1984 yılında dönemin Belediye Başkanı Mustafa Kale tarafından apar topar yıkılarak, yerine Karatekin Parkı
yapılan cezaevinin yıkılmadan önceki hali.
Buraya kadar, ülkemizde bir dönem yaşanmış olayları, Kemal Tahir ve Nazım Hikmet’in eserlerinden ilham alarak aktarmaya çalıştım. Bu tarihten dört yıl sonra, her ikisi de henüz mapusda iken, bu sefer 1944 yılında Ankara Valisi Nevzat Tandoğan'ın ‘Türkçülük ve Turancılık Davası’ sebebiyle tutuklanan Osman Yüksel Serdengeçti'ye "Ulan öküz Anadolulu! Sizin milliyetçilikle, komünizm ile ne işiniz var? Milliyetçilik lâzımsa bunu biz yaparız. Komünizm gerekirse onu da biz getiririz. Sizin iki vazifeniz var: Birincisi çiftçilik yapıp mahsul yetiştirmek; ikincisi, askere çağırdığımızda askere gelmek” diye hitap ettiğini düşünürsek, yöneticilerin devleti korumada rejim dışında, hiçbir fikre tahammülleri olmadığını anlıyoruz. Koca bir imparatorluğun yıkılışını gören nesil, binbir zorlukla kurdukları yeni devleti koruma da çok hassas davranıyordu. Bunda da bazen işin dozu kaçıyor, devlet kendi eliyle evlatlarına adeta eziyet ediyordu. Sonuçta, Kemal Tahir'de Nazım Hikmet'de “Ne İsa’ya ne Musa’ya yaranamamış” insanlar olmuştu. Gün gelmiş, yol arkadaşları tarafından bile şiddetle eleştirilere uğramışlardı. Nitekim birinin değeri çabuk anlaşılsa da, diğeri yurt dışına kaçması sebebiyle, vatandaşlıktan çıkarıldı. Ölümünden yıllar sonra vatandaşlığa kabul edilerek, itibarı iade edildi.

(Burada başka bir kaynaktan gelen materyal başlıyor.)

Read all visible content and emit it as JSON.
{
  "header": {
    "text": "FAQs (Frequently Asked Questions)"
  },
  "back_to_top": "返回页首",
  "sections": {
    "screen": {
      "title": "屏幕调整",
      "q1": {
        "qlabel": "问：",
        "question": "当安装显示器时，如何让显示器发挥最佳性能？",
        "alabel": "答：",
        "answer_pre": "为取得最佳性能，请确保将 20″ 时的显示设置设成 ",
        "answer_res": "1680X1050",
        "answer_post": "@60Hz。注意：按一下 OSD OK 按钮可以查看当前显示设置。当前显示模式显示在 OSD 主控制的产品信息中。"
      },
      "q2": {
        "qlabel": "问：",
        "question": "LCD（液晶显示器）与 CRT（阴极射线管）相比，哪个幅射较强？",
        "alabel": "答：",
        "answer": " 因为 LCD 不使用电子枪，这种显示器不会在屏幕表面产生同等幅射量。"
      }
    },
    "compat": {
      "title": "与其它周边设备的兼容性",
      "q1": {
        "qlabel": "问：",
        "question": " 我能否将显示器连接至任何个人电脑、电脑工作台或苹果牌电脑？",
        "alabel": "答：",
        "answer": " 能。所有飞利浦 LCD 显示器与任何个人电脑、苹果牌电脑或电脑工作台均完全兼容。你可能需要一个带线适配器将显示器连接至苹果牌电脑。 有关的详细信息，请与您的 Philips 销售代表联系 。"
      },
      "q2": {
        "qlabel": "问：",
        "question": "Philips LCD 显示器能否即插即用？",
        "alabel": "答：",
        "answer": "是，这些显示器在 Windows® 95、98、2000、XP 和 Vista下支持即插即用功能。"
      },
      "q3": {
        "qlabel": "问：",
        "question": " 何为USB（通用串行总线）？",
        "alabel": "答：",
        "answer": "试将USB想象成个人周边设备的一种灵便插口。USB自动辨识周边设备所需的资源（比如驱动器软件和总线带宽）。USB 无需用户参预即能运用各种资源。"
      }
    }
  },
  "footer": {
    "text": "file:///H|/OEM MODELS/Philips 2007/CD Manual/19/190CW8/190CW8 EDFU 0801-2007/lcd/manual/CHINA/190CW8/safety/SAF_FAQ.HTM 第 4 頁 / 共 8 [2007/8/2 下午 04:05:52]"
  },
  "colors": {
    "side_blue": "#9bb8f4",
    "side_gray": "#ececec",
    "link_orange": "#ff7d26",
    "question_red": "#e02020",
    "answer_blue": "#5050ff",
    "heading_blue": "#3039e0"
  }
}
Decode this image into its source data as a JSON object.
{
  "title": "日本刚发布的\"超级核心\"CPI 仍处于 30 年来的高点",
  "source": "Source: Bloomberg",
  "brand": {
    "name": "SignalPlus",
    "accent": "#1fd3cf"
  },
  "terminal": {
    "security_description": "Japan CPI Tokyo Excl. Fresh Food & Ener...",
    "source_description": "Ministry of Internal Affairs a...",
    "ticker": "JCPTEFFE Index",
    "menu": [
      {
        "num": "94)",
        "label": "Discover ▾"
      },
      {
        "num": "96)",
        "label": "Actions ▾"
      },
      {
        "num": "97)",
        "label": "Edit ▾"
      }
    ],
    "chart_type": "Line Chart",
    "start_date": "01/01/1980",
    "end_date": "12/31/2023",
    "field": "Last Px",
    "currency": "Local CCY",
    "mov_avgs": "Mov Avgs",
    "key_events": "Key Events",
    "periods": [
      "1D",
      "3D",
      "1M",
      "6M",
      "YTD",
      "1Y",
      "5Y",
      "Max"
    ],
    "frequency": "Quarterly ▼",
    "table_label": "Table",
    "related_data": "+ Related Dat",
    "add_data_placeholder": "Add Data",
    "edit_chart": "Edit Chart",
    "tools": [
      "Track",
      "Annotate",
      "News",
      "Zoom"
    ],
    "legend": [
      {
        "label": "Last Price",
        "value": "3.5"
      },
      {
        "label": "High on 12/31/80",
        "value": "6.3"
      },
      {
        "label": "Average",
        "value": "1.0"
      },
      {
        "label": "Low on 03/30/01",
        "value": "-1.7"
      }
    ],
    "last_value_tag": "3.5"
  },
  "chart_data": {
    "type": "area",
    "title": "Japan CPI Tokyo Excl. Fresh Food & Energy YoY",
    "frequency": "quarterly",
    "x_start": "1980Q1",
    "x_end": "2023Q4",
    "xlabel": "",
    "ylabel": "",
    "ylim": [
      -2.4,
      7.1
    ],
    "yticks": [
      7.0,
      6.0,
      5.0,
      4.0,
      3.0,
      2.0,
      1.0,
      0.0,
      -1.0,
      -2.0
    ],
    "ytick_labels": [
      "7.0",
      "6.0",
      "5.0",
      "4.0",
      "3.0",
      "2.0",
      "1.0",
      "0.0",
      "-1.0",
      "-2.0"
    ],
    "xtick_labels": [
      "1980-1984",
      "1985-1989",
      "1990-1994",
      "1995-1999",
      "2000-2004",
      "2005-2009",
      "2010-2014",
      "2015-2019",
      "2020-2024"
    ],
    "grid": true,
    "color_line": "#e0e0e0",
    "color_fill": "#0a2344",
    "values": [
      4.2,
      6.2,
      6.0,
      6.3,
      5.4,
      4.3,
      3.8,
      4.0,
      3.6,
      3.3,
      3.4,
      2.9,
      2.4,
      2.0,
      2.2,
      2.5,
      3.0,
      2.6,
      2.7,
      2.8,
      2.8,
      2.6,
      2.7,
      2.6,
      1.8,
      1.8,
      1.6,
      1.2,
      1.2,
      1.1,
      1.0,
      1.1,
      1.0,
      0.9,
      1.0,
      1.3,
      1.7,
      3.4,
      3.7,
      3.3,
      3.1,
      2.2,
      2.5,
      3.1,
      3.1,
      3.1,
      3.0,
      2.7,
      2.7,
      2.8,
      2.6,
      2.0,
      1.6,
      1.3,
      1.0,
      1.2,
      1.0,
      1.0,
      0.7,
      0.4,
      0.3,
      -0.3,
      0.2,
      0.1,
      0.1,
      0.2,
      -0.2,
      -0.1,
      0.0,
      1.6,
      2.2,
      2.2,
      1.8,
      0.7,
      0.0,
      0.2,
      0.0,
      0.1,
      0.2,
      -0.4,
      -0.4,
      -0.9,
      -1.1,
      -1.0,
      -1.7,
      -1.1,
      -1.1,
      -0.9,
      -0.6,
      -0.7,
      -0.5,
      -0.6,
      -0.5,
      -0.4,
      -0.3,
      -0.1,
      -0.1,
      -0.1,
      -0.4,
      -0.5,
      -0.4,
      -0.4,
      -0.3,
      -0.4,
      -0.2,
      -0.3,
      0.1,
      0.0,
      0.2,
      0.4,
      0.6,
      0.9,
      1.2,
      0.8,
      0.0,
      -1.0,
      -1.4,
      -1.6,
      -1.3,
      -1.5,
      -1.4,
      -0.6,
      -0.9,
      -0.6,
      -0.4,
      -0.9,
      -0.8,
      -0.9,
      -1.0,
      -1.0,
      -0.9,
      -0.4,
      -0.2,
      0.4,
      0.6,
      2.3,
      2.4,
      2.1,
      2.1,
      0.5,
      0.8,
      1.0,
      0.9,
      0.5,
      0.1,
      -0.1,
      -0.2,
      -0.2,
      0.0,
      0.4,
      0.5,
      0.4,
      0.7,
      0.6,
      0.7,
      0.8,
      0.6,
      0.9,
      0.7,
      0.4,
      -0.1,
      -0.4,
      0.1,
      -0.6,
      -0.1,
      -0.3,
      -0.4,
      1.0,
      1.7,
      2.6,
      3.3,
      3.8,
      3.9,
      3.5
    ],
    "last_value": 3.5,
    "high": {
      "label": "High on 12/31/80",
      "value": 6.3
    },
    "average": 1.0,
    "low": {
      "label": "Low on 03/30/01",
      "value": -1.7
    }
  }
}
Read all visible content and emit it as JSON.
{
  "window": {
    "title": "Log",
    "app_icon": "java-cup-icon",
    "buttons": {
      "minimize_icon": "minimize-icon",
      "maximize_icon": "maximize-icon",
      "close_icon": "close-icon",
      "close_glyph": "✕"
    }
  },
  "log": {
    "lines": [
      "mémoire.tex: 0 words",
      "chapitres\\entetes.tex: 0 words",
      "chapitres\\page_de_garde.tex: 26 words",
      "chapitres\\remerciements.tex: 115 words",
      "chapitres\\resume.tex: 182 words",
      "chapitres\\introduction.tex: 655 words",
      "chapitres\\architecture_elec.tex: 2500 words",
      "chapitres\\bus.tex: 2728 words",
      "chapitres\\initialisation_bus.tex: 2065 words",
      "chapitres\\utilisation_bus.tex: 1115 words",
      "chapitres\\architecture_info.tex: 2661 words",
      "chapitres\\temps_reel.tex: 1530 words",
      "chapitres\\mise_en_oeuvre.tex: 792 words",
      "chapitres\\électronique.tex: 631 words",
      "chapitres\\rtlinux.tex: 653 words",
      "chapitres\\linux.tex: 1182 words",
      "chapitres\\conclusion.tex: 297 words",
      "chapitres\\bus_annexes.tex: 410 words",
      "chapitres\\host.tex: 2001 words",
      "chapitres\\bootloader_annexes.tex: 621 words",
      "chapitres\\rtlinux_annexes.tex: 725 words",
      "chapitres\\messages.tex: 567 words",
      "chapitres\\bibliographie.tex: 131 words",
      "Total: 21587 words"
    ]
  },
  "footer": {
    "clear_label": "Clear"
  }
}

Çankırı Cezaevi koğuştan bir görünüm.
Karatekin Parkı’nın olduğu yerde ki cezaevin de mahpus olan Nazım Hikmet ve Kemal Tahir en verimli edebi dönemlerini, bir yıldan az kaldıkları Çankırı’da geçirmişlerdir. Eğer Cezaevi yıkılmasaydı, müzeye çevrilecek binası sayesinde, her yıl binlerce turisti şehrimize çekecektik. Türk edebiyatına damga vurmuş, bu iki şahsiyetin en azından anıt, yıldönümü ve değişik etkinliklerle yaşatılması için planlamalar yapılmalı, Karatekin Parkı cezaevi ruhuna uygun olarak - Kemal Tahir’in Çankırı köylerini ve insanına ait romanları, Nazım Hikmet’in Piraye’sine yazdığı mektuplar kullanılarak - yeniden düzenlenmelidir. Bu hususta en önemli görev üniversite olmak üzere, devlet kurum ve kuruluşlarına düşmektedir. Pek çok seveni olan bu iki edebiyatçımızı ele almamızın tek gayesi budur. Her şeyi Başkent’ten beklemeyen, Çankırı’mızı kültür ve turizm şehri haline getirecek, entelektüel yöneticilerin ilimize bir an önce nasip olması dileğiyle, sağlıkla kalın…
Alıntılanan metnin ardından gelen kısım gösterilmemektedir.